FDA Panel Votes Against Veru’s COVID-19 Pill
(Reuters) – A panel of outside advisers to the U.S. health regulator on Wednesday voted against authorizing Veru Inc’s drug for treating high-risk patients hospitalized with COVID-19, citing multiple concerns over efficacy and safety data being based on a small trial.
The panel voted 8-5 against the oral drug sabizabulin’s usage and hinted that Veru gather additional data, preferably from a larger sample, regarding the drug’s ability to treat COVID-19.
“Even though (the data) is impressive for a new molecular entity – it has no direct evidence to support the antiviral activity,” said panel member Susanne May, who voted against authorization of the drug.
The unfavorable vote is a setback for Veru in its effort to develop a COVID-19 treatment. The company was originally testing sabizabulin, which prevents tumor cells from multiplying, as a treatment for prostate cancer.
While data shows sabizabulin can also produce antiviral and anti-inflammatory responses, the U.S. Food and Drug Administration staff reviewers have said its effects against COVID-19 are uncertain.
Veru’s application for authorization was based on data from a late-stage study of 210 patients, although the regulator had warned that this was small compared to other authorized drugs and proposed a 500-patient sample size.

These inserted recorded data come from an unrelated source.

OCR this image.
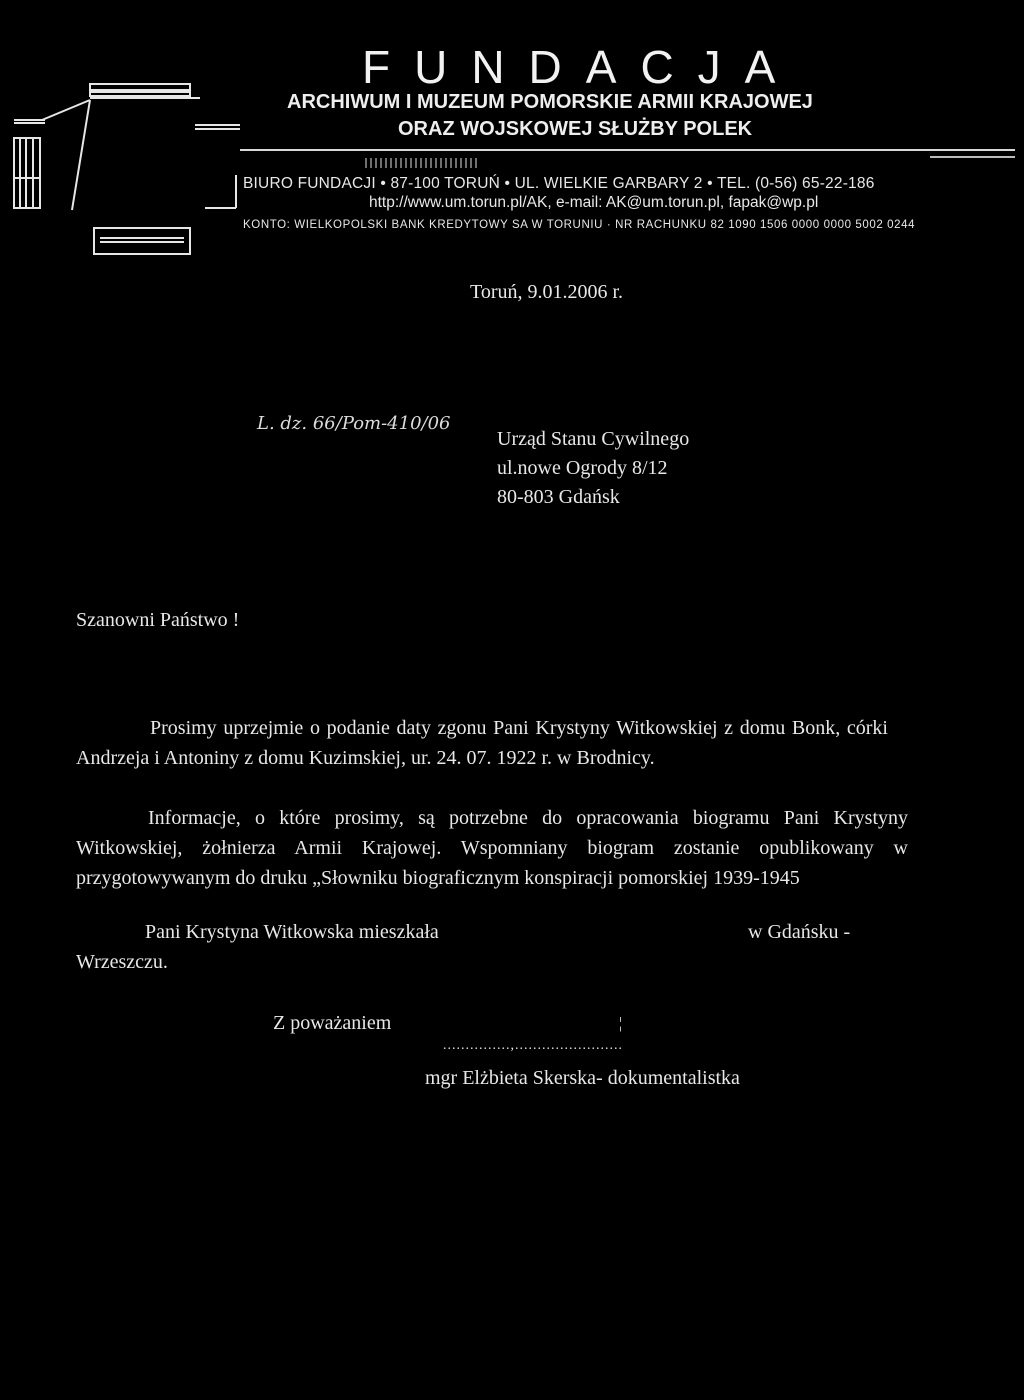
FUNDACJA
ARCHIWUM I MUZEUM POMORSKIE ARMII KRAJOWEJ
ORAZ WOJSKOWEJ SŁUŻBY POLEK
BIURO FUNDACJI • 87-100 TORUŃ • UL. WIELKIE GARBARY 2 • TEL. (0-56) 65-22-186
http://www.um.torun.pl/AK, e-mail: AK@um.torun.pl, fapak@wp.pl
KONTO: WIELKOPOLSKI BANK KREDYTOWY SA W TORUNIU · NR RACHUNKU 82 1090 1506 0000 0000 5002 0244
Toruń, 9.01.2006 r.
L. dz. 66/Pom-410/06
Urząd Stanu Cywilnego
ul.nowe Ogrody 8/12
80-803 Gdańsk
Szanowni Państwo !
Prosimy uprzejmie o podanie daty zgonu Pani Krystyny Witkowskiej z domu Bonk, córki Andrzeja i Antoniny z domu Kuzimskiej, ur. 24. 07. 1922 r. w Brodnicy.
Informacje, o które prosimy, są potrzebne do opracowania biogramu Pani Krystyny Witkowskiej, żołnierza Armii Krajowej. Wspomniany biogram zostanie opublikowany w przygotowywanym do druku „Słowniku biograficznym konspiracji pomorskiej 1939-1945
Pani Krystyna Witkowska mieszkała	w Gdańsku -
Wrzeszczu.
Z poważaniem	¦
...............,........................
mgr Elżbieta Skerska- dokumentalistka
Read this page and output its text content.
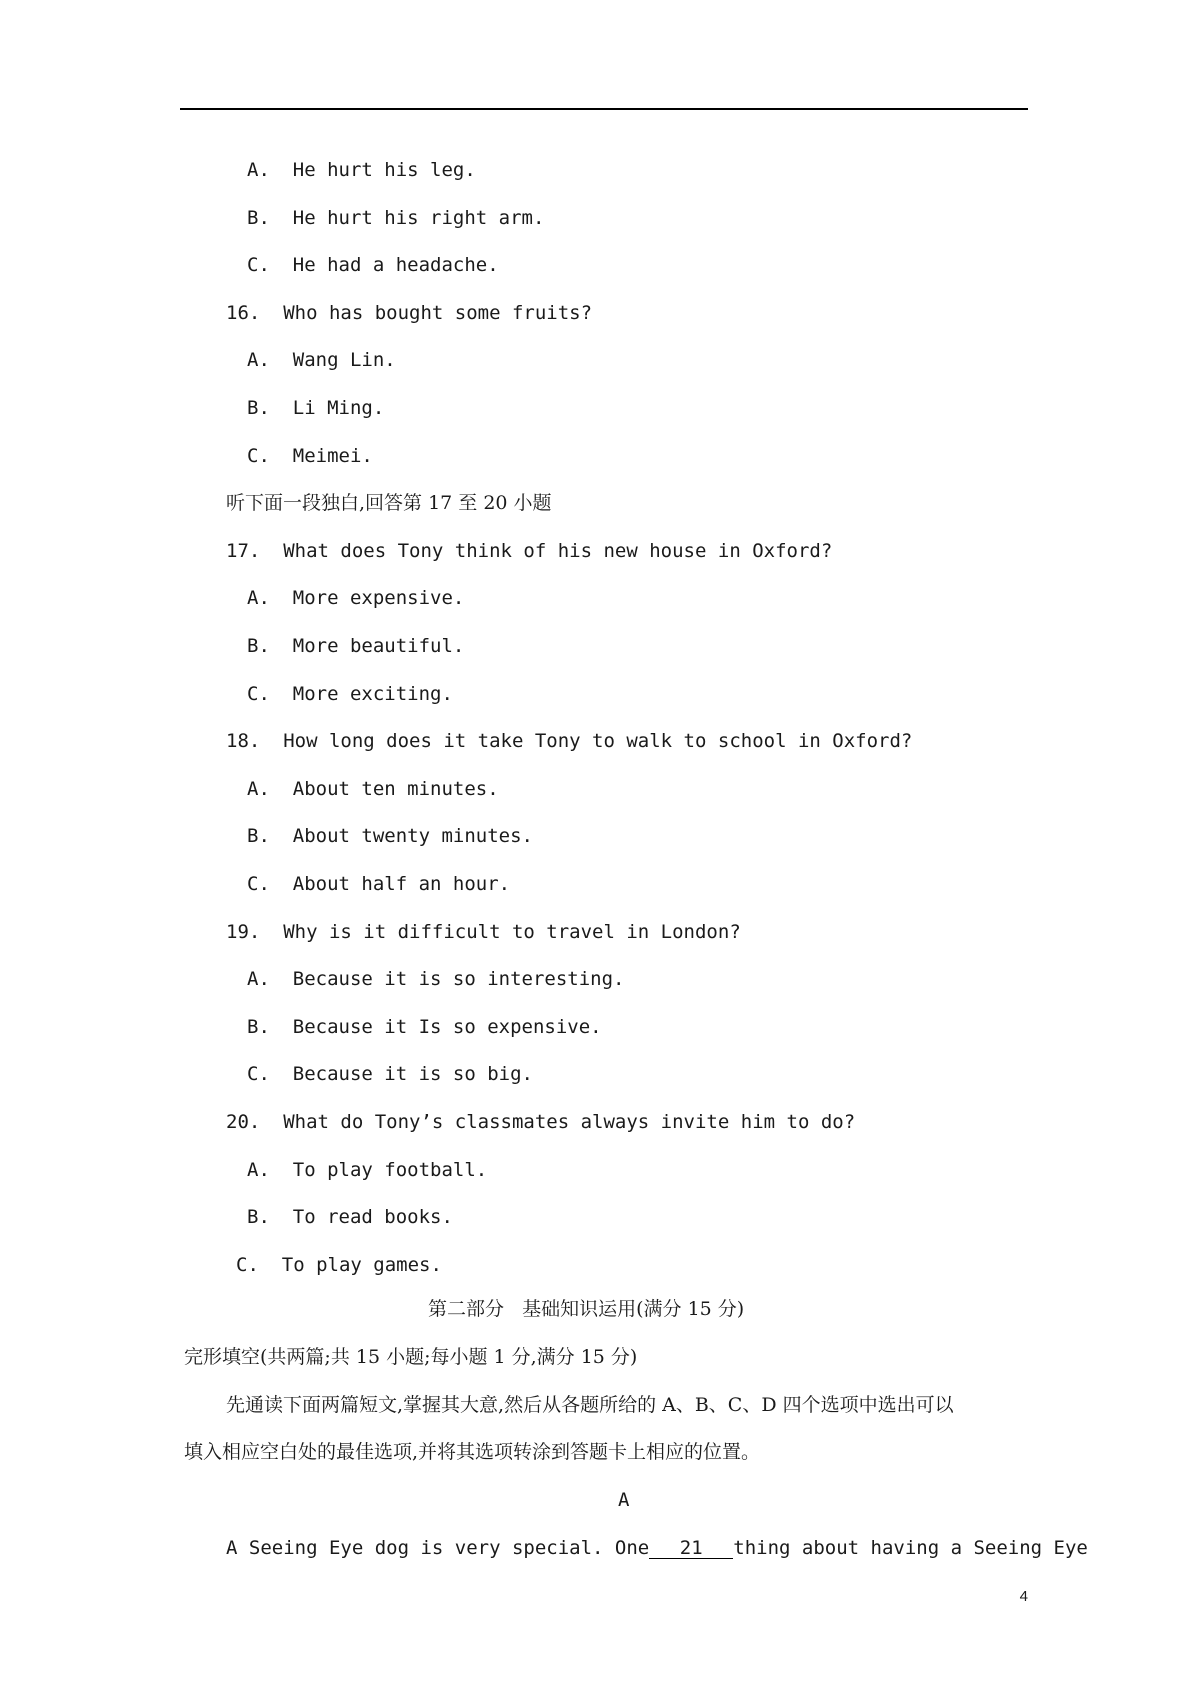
A.  He hurt his leg.
B.  He hurt his right arm.
C.  He had a headache.
16.  Who has bought some fruits?
A.  Wang Lin.
B.  Li Ming.
C.  Meimei.
听下面一段独白,回答第 17 至 20 小题
17.  What does Tony think of his new house in Oxford?
A.  More expensive.
B.  More beautiful.
C.  More exciting.
18.  How long does it take Tony to walk to school in Oxford?
A.  About ten minutes.
B.  About twenty minutes.
C.  About half an hour.
19.  Why is it difficult to travel in London?
A.  Because it is so interesting.
B.  Because it Is so expensive.
C.  Because it is so big.
20.  What do Tony’s classmates always invite him to do?
A.  To play football.
B.  To read books.
C.  To play games.
第二部分   基础知识运用(满分 15 分)
完形填空(共两篇;共 15 小题;每小题 1 分,满分 15 分)
先通读下面两篇短文,掌握其大意,然后从各题所给的 A、B、C、D 四个选项中选出可以
填入相应空白处的最佳选项,并将其选项转涂到答题卡上相应的位置。
A
A Seeing Eye dog is very special. One 21 thing about having a Seeing Eye
4
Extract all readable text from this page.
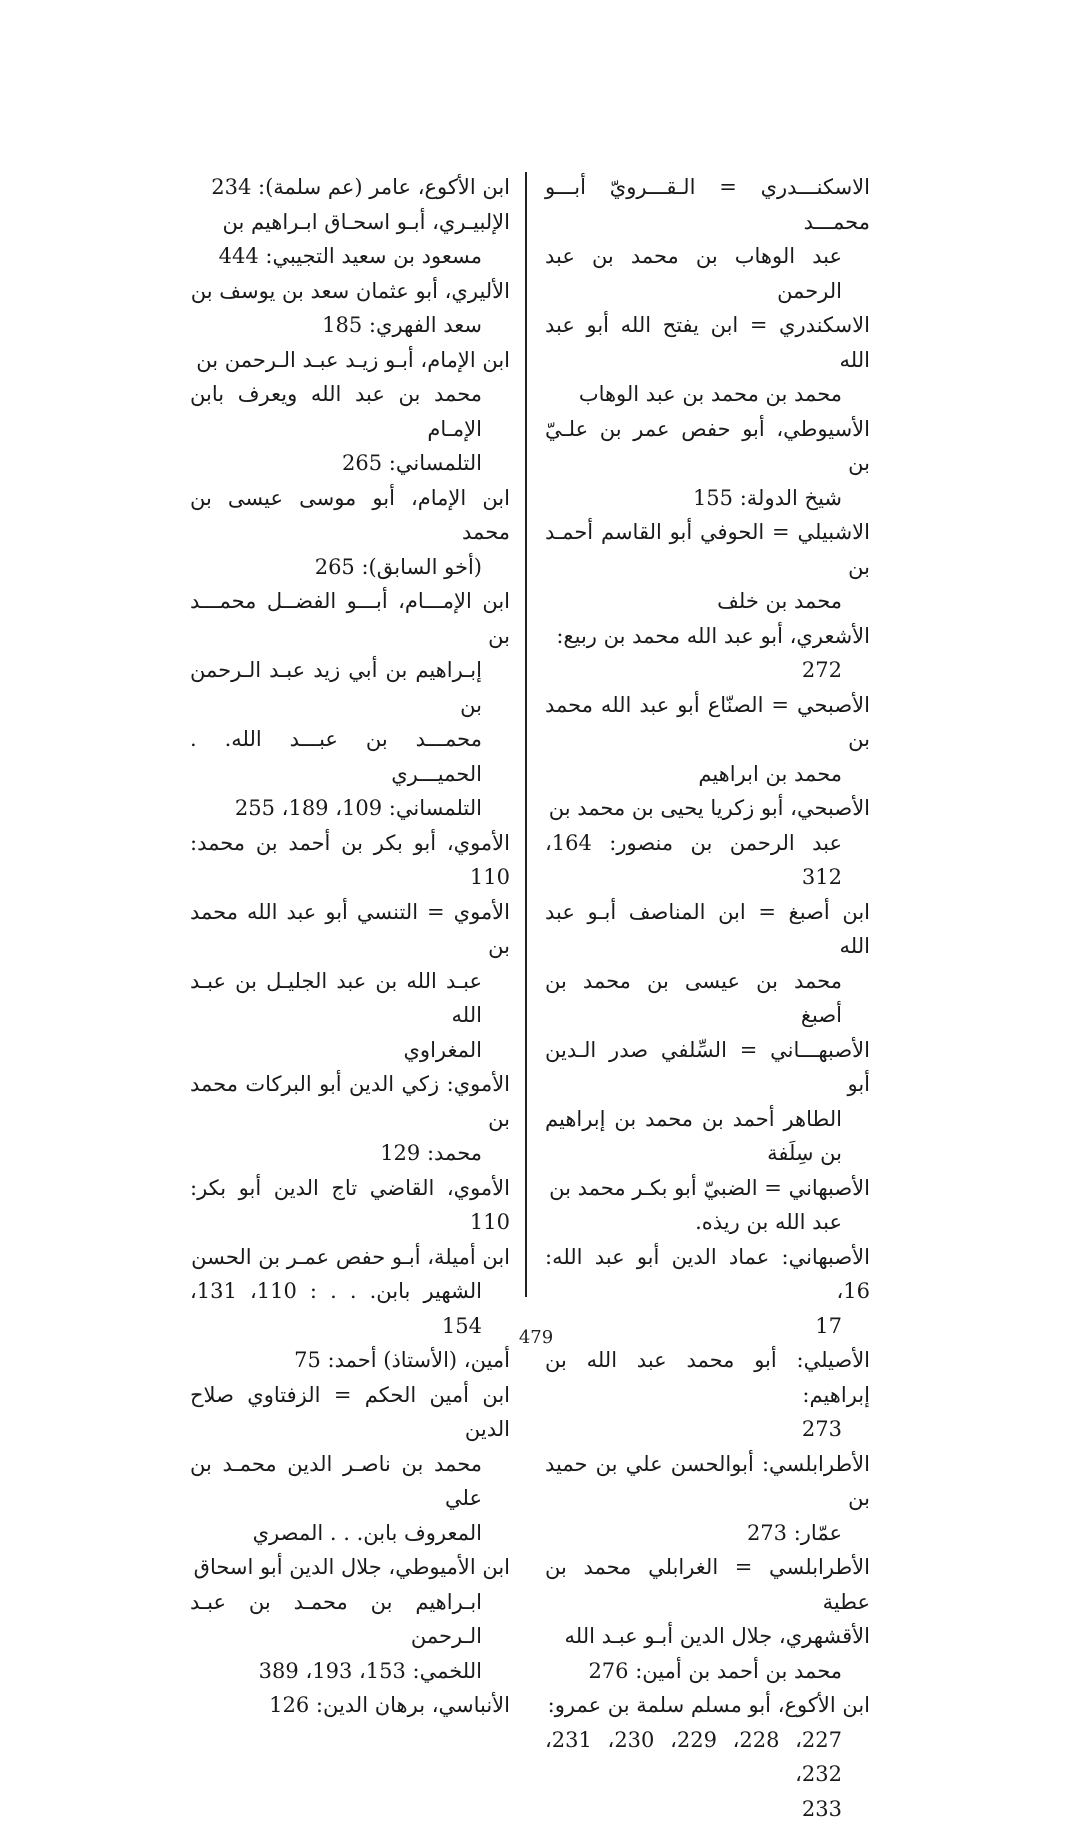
الاسكنـــدري = الـقـــرويّ أبـــو محمـــد
عبد الوهاب بن محمد بن عبد الرحمن
الاسكندري = ابن يفتح الله أبو عبد الله
محمد بن محمد بن عبد الوهاب
الأسيوطي، أبو حفص عمر بن علـيّ بن
شيخ الدولة: 155
الاشبيلي = الحوفي أبو القاسم أحمـد بن
محمد بن خلف
الأشعري، أبو عبد الله محمد بن ربيع:
272
الأصبحي = الصنّاع أبو عبد الله محمد بن
محمد بن ابراهيم
الأصبحي، أبو زكريا يحيى بن محمد بن
عبد الرحمن بن منصور: 164، 312
ابن أصبغ = ابن المناصف أبـو عبد الله
محمد بن عيسى بن محمد بن أصبغ
الأصبهـــاني = السِّلفي صدر الـدين أبو
الطاهر أحمد بن محمد بن إبراهيم بن سِلَفة
الأصبهاني = الضبيّ أبو بكـر محمد بن
عبد الله بن ريذه.
الأصبهاني: عماد الدين أبو عبد الله: 16،
17
الأصيلي: أبو محمد عبد الله بن إبراهيم:
273
الأطرابلسي: أبوالحسن علي بن حميد بن
عمّار: 273
الأطرابلسي = الغرابلي محمد بن عطية
الأقشهري، جلال الدين أبـو عبـد الله
محمد بن أحمد بن أمين: 276
ابن الأكوع، أبو مسلم سلمة بن عمرو:
227، 228، 229، 230، 231، 232،
233
ابن الأكوع، عامر (عم سلمة): 234
الإلبيـري، أبـو اسحـاق ابـراهيم بن
مسعود بن سعيد التجيبي: 444
الأليري، أبو عثمان سعد بن يوسف بن
سعد الفهري: 185
ابن الإمام، أبـو زيـد عبـد الـرحمن بن
محمد بن عبد الله ويعرف بابن الإمـام
التلمساني: 265
ابن الإمام، أبو موسى عيسى بن محمد
(أخو السابق): 265
ابن الإمـــام، أبـــو الفضــل محمـــد بن
إبـراهيم بن أبي زيد عبـد الـرحمن بن
محمـــد بن عبـــد الله. . الحميـــري
التلمساني: 109، 189، 255
الأموي، أبو بكر بن أحمد بن محمد: 110
الأموي = التنسي أبو عبد الله محمد بن
عبـد الله بن عبد الجليـل بن عبـد الله
المغراوي
الأموي: زكي الدين أبو البركات محمد بن
محمد: 129
الأموي، القاضي تاج الدين أبو بكر: 110
ابن أميلة، أبـو حفص عمـر بن الحسن
الشهير بابن. . . : 110، 131، 154
أمين، (الأستاذ) أحمد: 75
ابن أمين الحكم = الزفتاوي صلاح الدين
محمد بن ناصـر الدين محمـد بن علي
المعروف بابن. . . المصري
ابن الأميوطي، جلال الدين أبو اسحاق
ابـراهيم بن محمـد بن عبـد الـرحمن
اللخمي: 153، 193، 389
الأنباسي، برهان الدين: 126
479
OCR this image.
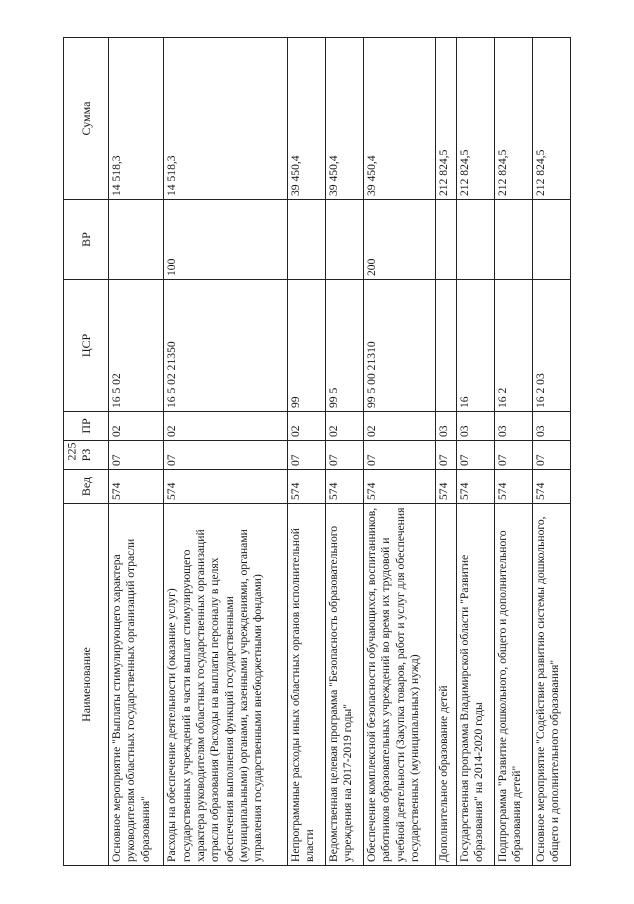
225
Наименование	Вед	РЗ	ПР	ЦСР	ВР	Сумма
Основное мероприятие "Выплаты стимулирующего характера руководителям областных государственных организаций отрасли образования"	574	07	02	16 5 02		14 518,3
Расходы на обеспечение деятельности (оказание услуг) государственных учреждений в части выплат стимулирующего характера руководителям областных государственных организаций отрасли образования (Расходы на выплаты персоналу в целях обеспечения выполнения функций государственными (муниципальными) органами, казенными учреждениями, органами управления государственными внебюджетными фондами)	574	07	02	16 5 02 21350	100	14 518,3
Непрограммные расходы иных областных органов исполнительной власти	574	07	02	99		39 450,4
Ведомственная целевая программа "Безопасность образовательного учреждения на 2017-2019 годы"	574	07	02	99 5		39 450,4
Обеспечение комплексной безопасности обучающихся, воспитанников, работников образовательных учреждений во время их трудовой и учебной деятельности (Закупка товаров, работ и услуг для обеспечения государственных (муниципальных) нужд)	574	07	02	99 5 00 21310	200	39 450,4
Дополнительное образование детей	574	07	03			212 824,5
Государственная программа Владимирской области "Развитие образования" на 2014-2020 годы	574	07	03	16		212 824,5
Подпрограмма "Развитие дошкольного, общего и дополнительного образования детей"	574	07	03	16 2		212 824,5
Основное мероприятие "Содействие развитию системы дошкольного, общего и дополнительного образования"	574	07	03	16 2 03		212 824,5
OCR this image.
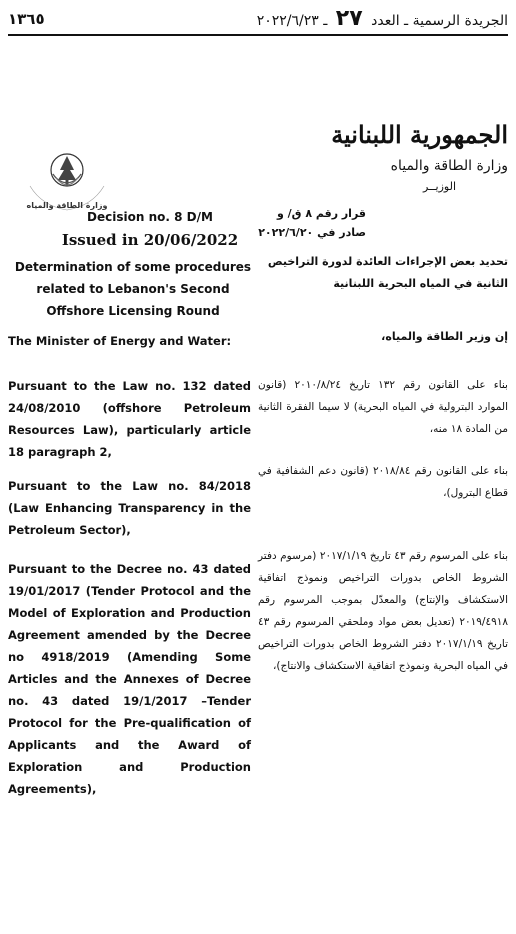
١٣٦٥	الجريدة الرسمية ـ العدد ٢٧ ـ ٢٠٢٢/٦/٢٣
وزارة الطاقة والمياه
الجمهورية اللبنانية
وزارة الطاقة والمياه
الوزيــر
قرار رقم ٨ ق/ و
صادر في ٢٠٢٢/٦/٢٠
تحديد بعض الإجراءات العائدة لدورة التراخيص الثانية في المياه البحرية اللبنانية
Decision no. 8 D/M
Issued in 20/06/2022
Determination of some procedures related to Lebanon's Second Offshore Licensing Round
The Minister of Energy and Water:	إن وزير الطاقة والمياه،
Pursuant to the Law no. 132 dated 24/08/2010 (offshore Petroleum Resources Law), particularly article 18 paragraph 2,
بناء على القانون رقم ١٣٢ تاريخ ٢٠١٠/٨/٢٤ (قانون الموارد البترولية في المياه البحرية) لا سيما الفقرة الثانية من المادة ١٨ منه،
Pursuant to the Law no. 84/2018 (Law Enhancing Transparency in the Petroleum Sector),
بناء على القانون رقم ٢٠١٨/٨٤ (قانون دعم الشفافية في قطاع البترول)،
Pursuant to the Decree no. 43 dated 19/01/2017 (Tender Protocol and the Model of Exploration and Production Agreement amended by the Decree no 4918/2019 (Amending Some Articles and the Annexes of Decree no. 43 dated 19/1/2017 –Tender Protocol for the Pre-qualification of Applicants and the Award of Exploration and Production Agreements),
بناء على المرسوم رقم ٤٣ تاريخ ٢٠١٧/١/١٩ (مرسوم دفتر الشروط الخاص بدورات التراخيص ونموذج اتفاقية الاستكشاف والإنتاج) والمعدّل بموجب المرسوم رقم ٢٠١٩/٤٩١٨ (تعديل بعض مواد وملحقي المرسوم رقم ٤٣ تاريخ ٢٠١٧/١/١٩ دفتر الشروط الخاص بدورات التراخيص في المياه البحرية ونموذج اتفاقية الاستكشاف والانتاج)،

During the meeting, other issues with sabizabulin’s data were also discussed, such as the lack of clarity over a relevant patient population and the high rate of deaths in a placebo group, which the reviewers had previously flagged.
“I feel that this (data) has enough promise to deserve a future study,” panel member and patient representative Jennifer Schwartzott said.
The FDA is not obligated to follow the recommendations of the panel, but usually does. If authorized, the pill would provide an additional treatment option as the disease moves from a pandemic to an endemic stage.